As I said, we started this adventure to complete the game’s first dungeon, a mine overflowing with smugglers. But first, an early-game quest asked us to track down a missing individual from the nearby hamlet. As it turns out, they’re somewhere inside the mine. But the first step in the quest is to discover the mine. We can see the mine in the distance, but this is a video game mechanic; we need to step foot in its entrance to consider it “discovered” for our map.
There’s just one problem.
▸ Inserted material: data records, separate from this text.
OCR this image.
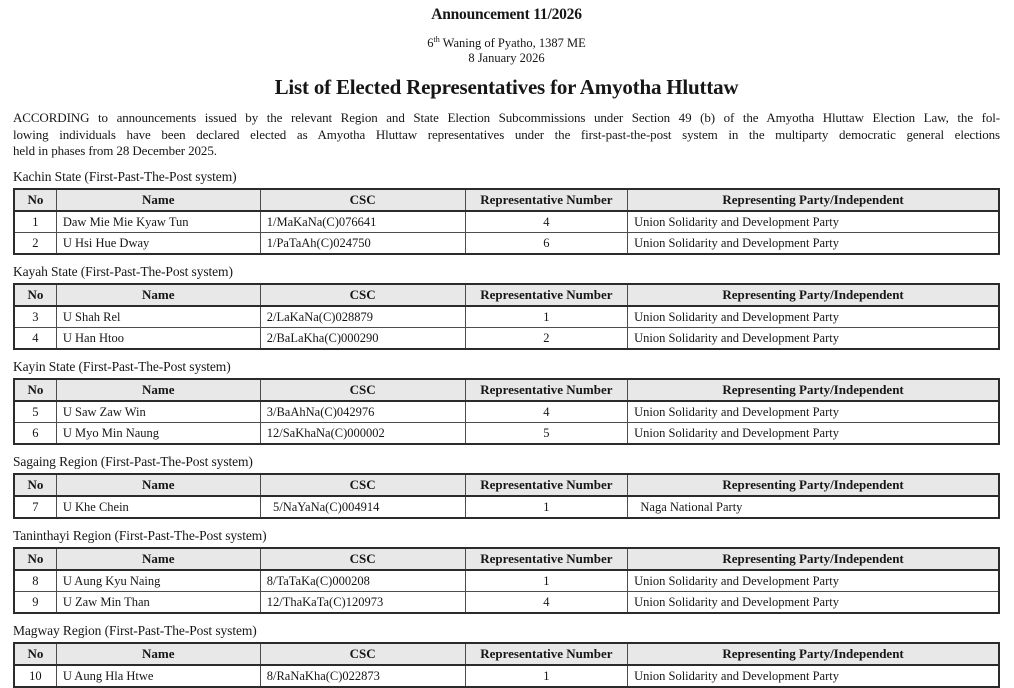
Announcement 11/2026
6th Waning of Pyatho, 1387 ME
8 January 2026
List of Elected Representatives for Amyotha Hluttaw
ACCORDING to announcements issued by the relevant Region and State Election Subcommissions under Section 49 (b) of the Amyotha Hluttaw Election Law, the fol-
lowing individuals have been declared elected as Amyotha Hluttaw representatives under the first-past-the-post system in the multiparty democratic general elections
held in phases from 28 December 2025.
Kachin State (First-Past-The-Post system)
No	Name	CSC	Representative Number	Representing Party/Independent
1	Daw Mie Mie Kyaw Tun	1/MaKaNa(C)076641	4	Union Solidarity and Development Party
2	U Hsi Hue Dway	1/PaTaAh(C)024750	6	Union Solidarity and Development Party
Kayah State (First-Past-The-Post system)
No	Name	CSC	Representative Number	Representing Party/Independent
3	U Shah Rel	2/LaKaNa(C)028879	1	Union Solidarity and Development Party
4	U Han Htoo	2/BaLaKha(C)000290	2	Union Solidarity and Development Party
Kayin State (First-Past-The-Post system)
No	Name	CSC	Representative Number	Representing Party/Independent
5	U Saw Zaw Win	3/BaAhNa(C)042976	4	Union Solidarity and Development Party
6	U Myo Min Naung	12/SaKhaNa(C)000002	5	Union Solidarity and Development Party
Sagaing Region (First-Past-The-Post system)
No	Name	CSC	Representative Number	Representing Party/Independent
7	U Khe Chein	5/NaYaNa(C)004914	1	Naga National Party
Taninthayi Region (First-Past-The-Post system)
No	Name	CSC	Representative Number	Representing Party/Independent
8	U Aung Kyu Naing	8/TaTaKa(C)000208	1	Union Solidarity and Development Party
9	U Zaw Min Than	12/ThaKaTa(C)120973	4	Union Solidarity and Development Party
Magway Region (First-Past-The-Post system)
No	Name	CSC	Representative Number	Representing Party/Independent
10	U Aung Hla Htwe	8/RaNaKha(C)022873	1	Union Solidarity and Development Party
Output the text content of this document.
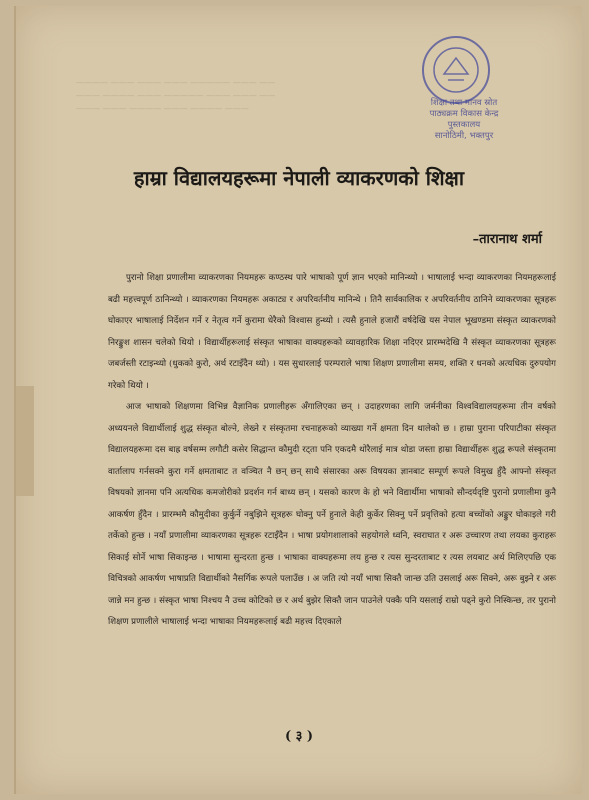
———— ——— ——— ——— ————— ——— ——
——— ———— ——— ————— ——— ——— ——
——— ——— ———— ——— ———— ———
शिक्षा तथा मानव स्रोत
पाठ्यक्रम विकास केन्द्र
पुस्तकालय
सानोठिमी, भक्तपुर
हाम्रा विद्यालयहरूमा नेपाली व्याकरणको शिक्षा
–तारानाथ शर्मा

पुरानो शिक्षा प्रणालीमा व्याकरणका नियमहरू कण्ठस्थ पारे भाषाको पूर्ण ज्ञान भएको मानिन्थ्यो । भाषालाई भन्दा व्याकरणका नियमहरूलाई बढी महत्त्वपूर्ण ठानिन्थ्यो । व्याकरणका नियमहरू अकाट्य र अपरिवर्तनीय मानिन्थे । तिनै सार्वकालिक र अपरिवर्तनीय ठानिने व्याकरणका सूत्रहरू घोकाएर भाषालाई निर्देशन गर्ने र नेतृत्व गर्ने कुरामा धेरैको विश्वास हुन्थ्यो । त्यसै हुनाले हजारौं वर्षदेखि यस नेपाल भूखण्डमा संस्कृत व्याकरणको निरङ्कुश शासन चलेको थियो । विद्यार्थीहरूलाई संस्कृत भाषाका वाक्यहरूको व्यावहारिक शिक्षा नदिएर प्रारम्भदेखि नै संस्कृत व्याकरणका सूत्रहरू जबर्जस्ती रटाइन्थ्यो (धुकको कुरो, अर्थ रटाइँदैन थ्यो) । यस सुधारलाई परम्पराले भाषा शिक्षण प्रणालीमा समय, शक्ति र धनको अत्यधिक दुरुपयोग गरेको थियो ।

आज भाषाको शिक्षणमा विभिन्न वैज्ञानिक प्रणालीहरू अँगालिएका छन् । उदाहरणका लागि जर्मनीका विश्वविद्यालयहरूमा तीन वर्षको अध्ययनले विद्यार्थीलाई शुद्ध संस्कृत बोल्ने, लेख्ने र संस्कृतमा रचनाहरूको व्याख्या गर्ने क्षमता दिन थालेको छ । हाम्रा पुराना परिपाटीका संस्कृत विद्यालयहरूमा दस बाह्र वर्षसम्म लगौटी कसेर सिद्धान्त कौमुदी रट्ता पनि एकदमै थोरैलाई मात्र थोडा जस्ता हाम्रा विद्यार्थीहरू शुद्ध रूपले संस्कृतमा वार्तालाप गर्नसक्ने कुरा गर्ने क्षमताबाट त वञ्चित नै छन् छन् साथै संसारका अरू विषयका ज्ञानबाट सम्पूर्ण रूपले विमुख हुँदै आफ्नो संस्कृत विषयको ज्ञानमा पनि अत्यधिक कमजोरीको प्रदर्शन गर्न बाध्य छन् । यसको कारण के हो भने विद्यार्थीमा भाषाको सौन्दर्यदृष्टि पुरानो प्रणालीमा कुनै आकर्षण हुँदैन । प्रारम्भमै कौमुदीका कुर्कुर्ने नबुझिने सूत्रहरू घोक्नु पर्ने हुनाले केही कुर्केर सिक्नु पर्ने प्रवृत्तिको हत्या बच्चोंको अङ्कुर घोकाइले गरी तर्केको हुन्छ । नयाँ प्रणालीमा व्याकरणका सूत्रहरू रटाइँदैन । भाषा प्रयोगशालाको सहयोगले ध्वनि, स्वराघात र अरू उच्चारण तथा लयका कुराहरू सिकाई सोर्ने भाषा सिकाइन्छ । भाषामा सुन्दरता हुन्छ । भाषाका वाक्यहरूमा लय हुन्छ र त्यस सुन्दरताबाट र त्यस लयबाट अर्थ मिलिएपछि एक विचित्रको आकर्षण भाषाप्रति विद्यार्थीको नैसर्गिक रूपले पलाउँछ । अ जति त्यो नयाँ भाषा सिक्तै जान्छ उति उसलाई अरू सिक्ने, अरू बुझ्ने र अरू जान्ने मन हुन्छ । संस्कृत भाषा निश्चय नै उच्च कोटिको छ र अर्थ बुझेर सिक्तै जान पाउनेले पक्कै पनि यसलाई राम्रो पढ्ने कुरो निस्किन्छ, तर पुरानो शिक्षण प्रणालीले भाषालाई भन्दा भाषाका नियमहरूलाई बढी महत्त्व दिएकाले

( ३ )
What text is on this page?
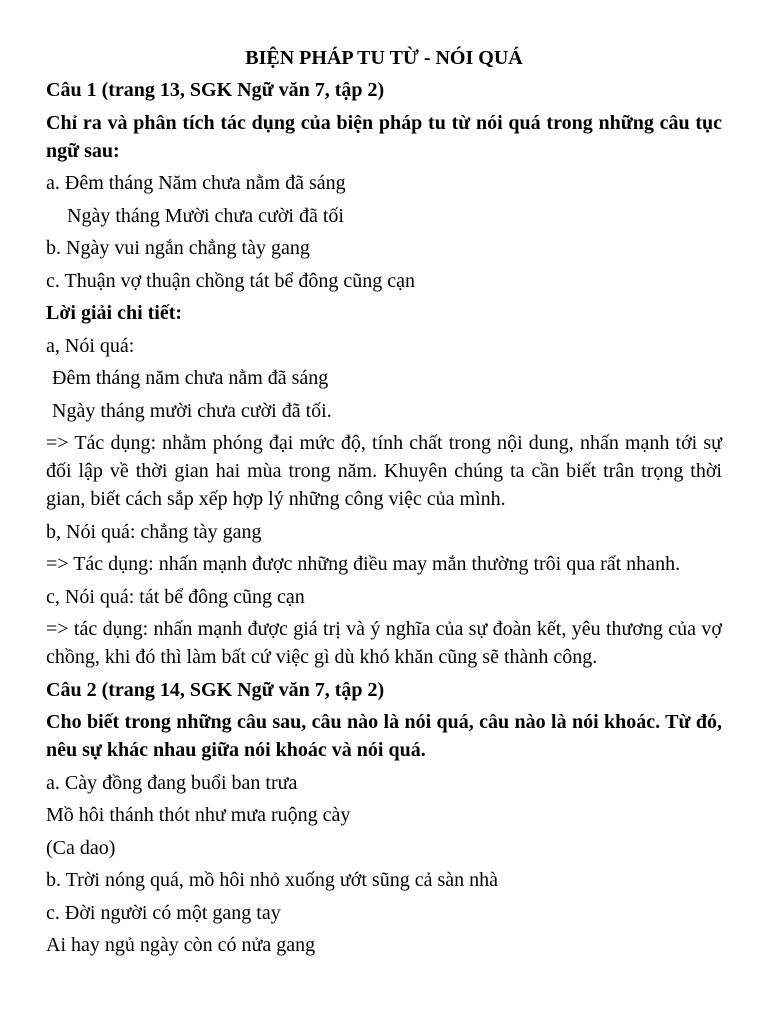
BIỆN PHÁP TU TỪ - NÓI QUÁ
Câu 1 (trang 13, SGK Ngữ văn 7, tập 2)
Chỉ ra và phân tích tác dụng của biện pháp tu từ nói quá trong những câu tục ngữ sau:
a. Đêm tháng Năm chưa nằm đã sáng
Ngày tháng Mười chưa cười đã tối
b. Ngày vui ngắn chẳng tày gang
c. Thuận vợ thuận chồng tát bể đông cũng cạn
Lời giải chi tiết:
a, Nói quá:
Đêm tháng năm chưa nằm đã sáng
Ngày tháng mười chưa cười đã tối.
=> Tác dụng: nhằm phóng đại mức độ, tính chất trong nội dung, nhấn mạnh tới sự đối lập về thời gian hai mùa trong năm. Khuyên chúng ta cần biết trân trọng thời gian, biết cách sắp xếp hợp lý những công việc của mình.
b, Nói quá: chẳng tày gang
=> Tác dụng: nhấn mạnh được những điều may mắn thường trôi qua rất nhanh.
c, Nói quá: tát bể đông cũng cạn
=> tác dụng: nhấn mạnh được giá trị và ý nghĩa của sự đoàn kết, yêu thương của vợ chồng, khi đó thì làm bất cứ việc gì dù khó khăn cũng sẽ thành công.
Câu 2 (trang 14, SGK Ngữ văn 7, tập 2)
Cho biết trong những câu sau, câu nào là nói quá, câu nào là nói khoác. Từ đó, nêu sự khác nhau giữa nói khoác và nói quá.
a. Cày đồng đang buổi ban trưa
Mồ hôi thánh thót như mưa ruộng cày
(Ca dao)
b. Trời nóng quá, mồ hôi nhỏ xuống ướt sũng cả sàn nhà
c. Đời người có một gang tay
Ai hay ngủ ngày còn có nửa gang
Even with three of us, at a paltry level two or three apiece, we cannot make it past the horde of smugglers guarding the entrance. There are too many, some of them high-level mobs that take us down quickly. It’s too much. Instead of trying and failing repeatedly, we formulate a plan to bum-rush the mine entrance, skirting between the smugglers in a desperate attempt to map the mine’s opening. It’s a frantic race to the opening as the entire camp becomes alerted to our presence, and most of us barely make it through unscathed. One of us doesn’t make it out. It becomes a desperate last stand to heal our fallen comrade and escape the area in time.
It’s moments like these that I live for in gaming. I actively seek out such adventures, the type that makes memories. When someone asks about a game like Embers Adrift, it’s this moment I will regale them with in great detail.
Embers Adrift is Unique and Special
I went in knowing little tidbits about Embers Adrift. It’s a game that’s been on my radar for a few months now, as I want to recreate my experience with old-school titles such as EverQuest 2 from back in the day. But I wasn’t prepared for three hours alongside the developers to pass by so quickly. It felt like 30 minutes. We had a few awkward silences in which we focused on the gameplay and the grind, but the journey together allowed us to flow. We were both enduring the same quests, the same mobs.
Instead of tackling the dungeon, we slayed mobs, skinned deer, tracked down a rare knife that only dropped from the local thief population, and met up with countless players along the way. It was just a tiny glimpse into Embers Adrift’s expansive and enchanting world.
Elloa explained to me that, despite their best efforts, the marketing for the game hasn’t worked out as they intended. They spent money on ad placement but couldn’t reach their target audience. And then there’s the small fact that influencers on Twitch and YouTube prove rather expensive nowadays. Paying for promotion isn’t possible for a small studio with a clear and refined goal, with no intentions of compromising their dreams. After all, Embers Adrift is a niche MMORPG that caters to a particular type of player. I am that type of player.
Oh, and there’s no cash shop! That should be a significant entry in the plus column for fans of the genre.